斧扆正中赫然纵横六字,字字深透,剑气刺骨:
灭金者顾望舒!
「听说没有?顾大侠——不,顾真人只是一个人,就宰光了汴京的金国皇室!」
「可不是!如今只剩移刺蒲阿回守汴京,偌大的金国,现在只有那完颜合达还在那西线苦苦抵抗蒙古!」
终南山脚,几个行商担夫坐在土路边歇脚,说这话时,面上都挂着与有荣焉的劲儿。
「哎呀,你们这都是什么时候的老黄历了!」
一个担夫笑话着行商这消息还不如他灵通,锤了锤酸疼的膀子,高声说道:「顾真人身边还有个背着黑剑的大侠跟随他呢,一个月前那个移刺蒲阿尸体都已经被挂在汴京城楼上了,就连会州城的郭虾蟆和巩州元帅田瑞都被真人打杀了!」
随后他面色有些忧恐,皱着的眉间带着不安的说道:「本来那蒙古征金的大将木华黎都病死了,西徵结束蒙古也就该不打战了,现在金国眼瞅着就要不行了,不会转头要派兵打过来吧?」
行商递了一杯粗茶给担夫,口中哈哈大笑,连佝偻的腰杆都挺了起来,说话间更是神色抖擞。
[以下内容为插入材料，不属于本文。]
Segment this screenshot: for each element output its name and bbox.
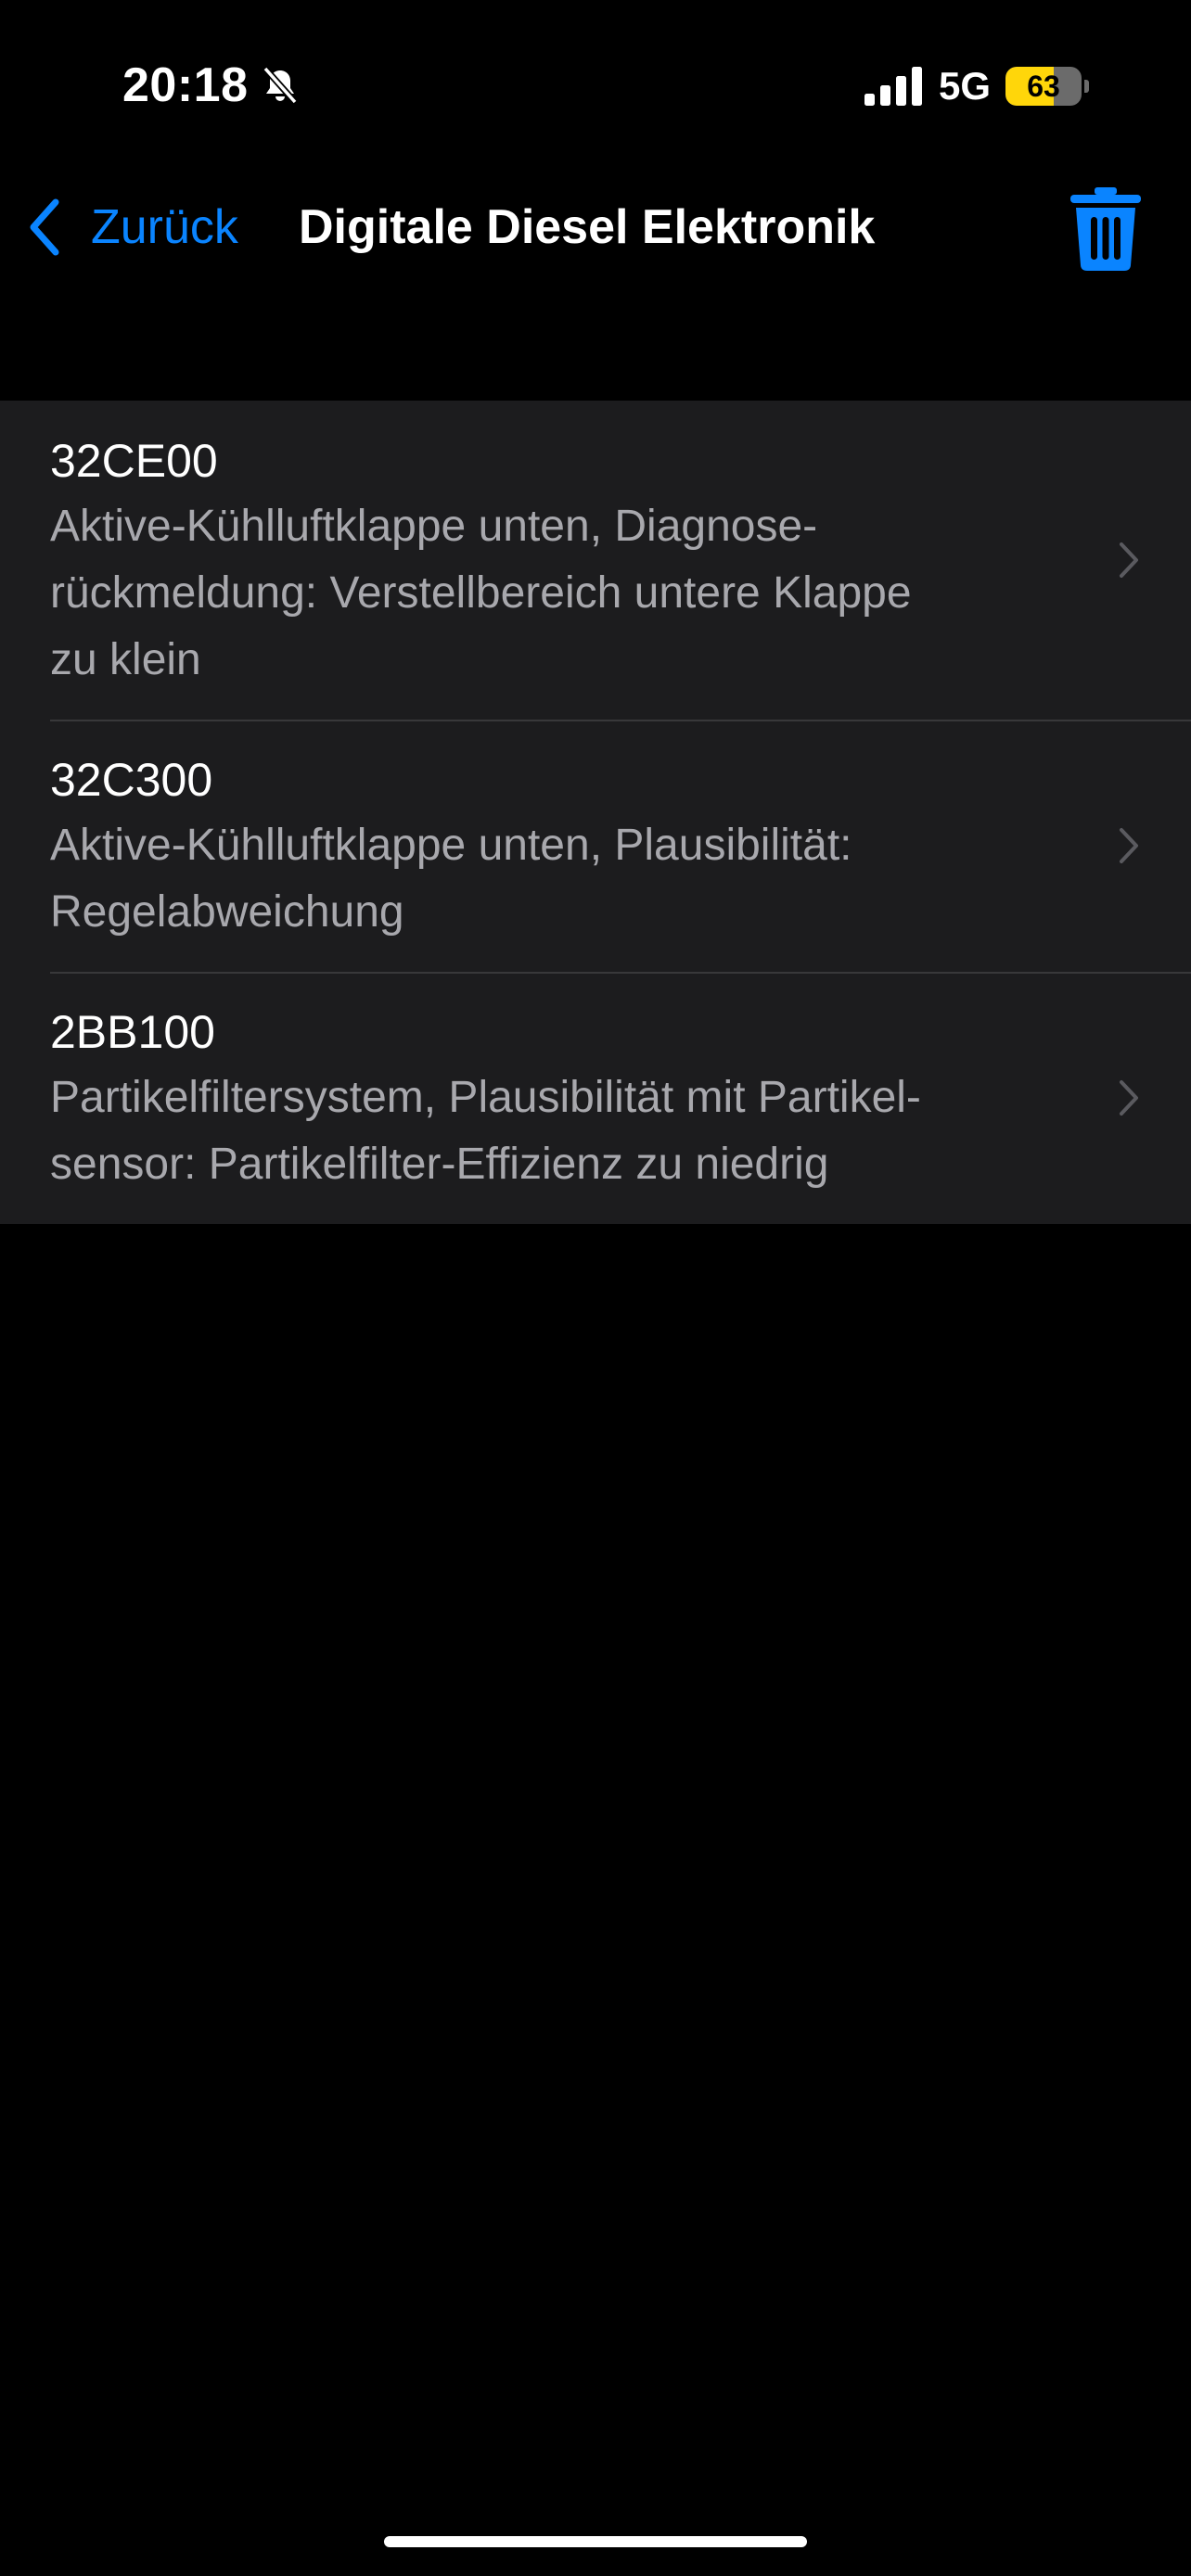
list-item[interactable]: 32C300 Aktive-Kühlluftklappe unten, Plau… (0, 720, 1191, 972)
network-type: 5G (938, 64, 991, 108)
list-item[interactable]: 32CE00 Aktive-Kühlluftklappe unten, Diag… (0, 401, 1191, 720)
fault-description-line: Regelabweichung (50, 887, 404, 937)
home-indicator[interactable] (384, 2536, 807, 2547)
battery-body: 63 (1005, 67, 1082, 106)
bell-slash-icon (262, 66, 298, 105)
list-item[interactable]: 2BB100 Partikelfiltersystem, Plausibilit… (0, 972, 1191, 1224)
fault-code-list: 32CE00 Aktive-Kühlluftklappe unten, Diag… (0, 401, 1191, 1224)
fault-description-line: Partikelfiltersystem, Plausibilität mit … (50, 1073, 921, 1122)
fault-code: 32CE00 (50, 435, 218, 487)
status-time: 20:18 (122, 58, 249, 112)
back-button[interactable]: Zurück (26, 197, 238, 258)
fault-code: 32C300 (50, 754, 213, 806)
trash-icon (1070, 187, 1141, 271)
chevron-left-icon (30, 198, 59, 256)
fault-description-line: Aktive-Kühlluftklappe unten, Diagnose- (50, 502, 818, 551)
status-bar: 20:18 5G 63 (0, 0, 1191, 176)
fault-code: 2BB100 (50, 1006, 215, 1058)
fault-description: Partikelfiltersystem, Plausibilität mit … (50, 1065, 1052, 1198)
fault-description: Aktive-Kühlluftklappe unten, Plausibilit… (50, 812, 1052, 946)
fault-description-line: zu klein (50, 635, 201, 684)
chevron-right-icon (1120, 828, 1138, 863)
cellular-signal-icon (864, 67, 922, 106)
back-label: Zurück (91, 200, 238, 254)
status-time-group: 20:18 (122, 57, 301, 113)
fault-description: Aktive-Kühlluftklappe unten, Diagnose- r… (50, 493, 1052, 694)
fault-description-line: rückmeldung: Verstellbereich untere Klap… (50, 568, 912, 618)
battery-cap (1084, 80, 1089, 93)
chevron-right-icon (1120, 1080, 1138, 1116)
delete-button[interactable] (1069, 187, 1143, 271)
navigation-bar: Zurück Digitale Diesel Elektronik (0, 176, 1191, 278)
chevron-right-icon (1120, 542, 1138, 578)
page-title: Digitale Diesel Elektronik (299, 200, 876, 254)
fault-description-line: sensor: Partikelfilter-Effizienz zu nied… (50, 1140, 829, 1189)
battery-icon: 63 (1005, 67, 1089, 106)
fault-description-line: Aktive-Kühlluftklappe unten, Plausibilit… (50, 821, 852, 870)
status-indicators: 5G 63 (864, 63, 1089, 109)
battery-level: 63 (1027, 70, 1060, 103)
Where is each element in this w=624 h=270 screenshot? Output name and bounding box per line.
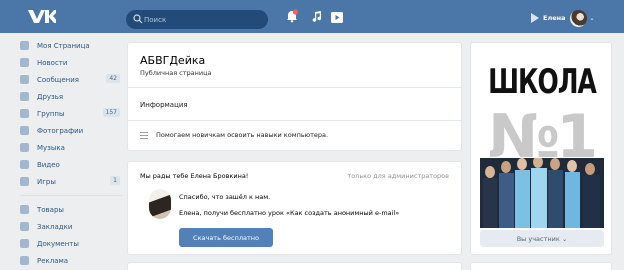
friends-icon — [20, 92, 29, 101]
home-icon — [20, 41, 29, 50]
play-icon[interactable] — [331, 12, 343, 23]
download-free-button[interactable]: Скачать бесплатно — [179, 228, 273, 247]
cover-title: ШКОЛА — [488, 62, 597, 102]
top-bar: Елена ⌄ — [0, 0, 624, 33]
lesson-text: Елена, получи бесплатно урок «Как создат… — [179, 209, 400, 217]
sidebar-item-documents[interactable]: Документы — [20, 235, 122, 252]
member-status-button[interactable]: Вы участник ⌄ — [480, 230, 604, 247]
sidebar-divider — [20, 195, 122, 196]
sidebar-item-label: Музыка — [37, 143, 65, 152]
camera-icon — [20, 126, 29, 135]
bag-icon — [20, 205, 29, 214]
description-icon — [140, 131, 148, 139]
messages-icon — [20, 75, 29, 84]
sidebar-item-label: Реклама — [37, 256, 69, 265]
divider — [128, 87, 461, 88]
notifications-bell-icon[interactable] — [285, 9, 299, 23]
community-header-card: АБВГДейка Публичная страница Информация … — [127, 42, 462, 151]
welcome-text: Мы рады тебе Елена Бровкина! — [140, 172, 249, 180]
admin-only-note: только для администраторов — [347, 172, 449, 180]
video-icon — [20, 160, 29, 169]
sidebar-item-label: Новости — [37, 58, 68, 67]
sidebar-item-photos[interactable]: Фотографии — [20, 122, 122, 139]
sidebar-item-label: Сообщения — [37, 75, 80, 84]
sidebar-item-bookmarks[interactable]: Закладки — [20, 218, 122, 235]
games-icon — [20, 177, 29, 186]
sidebar-item-label: Игры — [37, 177, 56, 186]
groups-icon — [20, 109, 29, 118]
sidebar-item-label: Моя Страница — [37, 41, 90, 50]
next-side-card — [470, 262, 612, 270]
audio-player-icon[interactable] — [531, 13, 539, 23]
sidebar-item-groups[interactable]: Группы 157 — [20, 105, 122, 122]
community-cover-card: №1 ШКОЛА Вы участник ⌄ — [470, 42, 612, 255]
sidebar-item-label: Друзья — [37, 92, 64, 101]
sidebar-item-ads[interactable]: Реклама — [20, 252, 122, 269]
document-icon — [20, 239, 29, 248]
page-title: АБВГДейка — [140, 54, 206, 67]
description-row: Помогаем новичкам освоить навыки компьют… — [140, 131, 328, 139]
thanks-text: Спасибо, что зашёл к нам. — [179, 193, 271, 201]
welcome-post-card: Мы рады тебе Елена Бровкина! только для … — [127, 161, 462, 255]
vk-community-page: Елена ⌄ Моя Страница Новости Сообщения 42… — [0, 0, 624, 270]
sidebar-item-goods[interactable]: Товары — [20, 201, 122, 218]
next-card — [127, 262, 462, 270]
vk-logo-icon[interactable] — [26, 7, 56, 26]
sidebar-item-games[interactable]: Игры 1 — [20, 173, 122, 190]
sidebar-item-my-page[interactable]: Моя Страница — [20, 37, 122, 54]
sidebar-item-video[interactable]: Видео — [20, 156, 122, 173]
games-count-badge: 1 — [110, 176, 120, 185]
search-input[interactable] — [144, 12, 262, 27]
sidebar-item-label: Группы — [37, 109, 65, 118]
news-icon — [20, 58, 29, 67]
sidebar-item-messages[interactable]: Сообщения 42 — [20, 71, 122, 88]
left-sidebar: Моя Страница Новости Сообщения 42 Друзья … — [20, 37, 122, 269]
search-icon — [133, 14, 143, 24]
user-avatar — [569, 9, 587, 27]
sidebar-item-label: Документы — [37, 239, 79, 248]
chevron-down-icon: ⌄ — [589, 14, 595, 22]
sidebar-item-label: Фотографии — [37, 126, 84, 135]
ads-icon — [20, 256, 29, 265]
sidebar-item-news[interactable]: Новости — [20, 54, 122, 71]
sidebar-item-music[interactable]: Музыка — [20, 139, 122, 156]
search-bar[interactable] — [126, 10, 268, 29]
groups-count-badge: 157 — [102, 108, 120, 117]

「老汉不怕!若是真打过来,我怕铁木真的脑袋都不够顾真人摘的!」
商队闻言哄笑了一阵,随后忽然安静了下来,所有人都瞪着眼,看着山坳那头一道青衫长影一步步走过来,由远及近。
行商揉了揉眼睛不敢置信,只见那道人影方才还在老远,随着一步踏下,无声无息,眨眼再见到,已是赫赫然十数丈之外。
「神——神仙啊!」
担夫身子吓得一抖,口中喃喃自语。
身影已近,已是能看情样貌,来人剑眉星目的面上像是发散着一抹萤光,满头乌发柔顺的披散在他修长身子的背后,阳光下竟是灼灼生辉。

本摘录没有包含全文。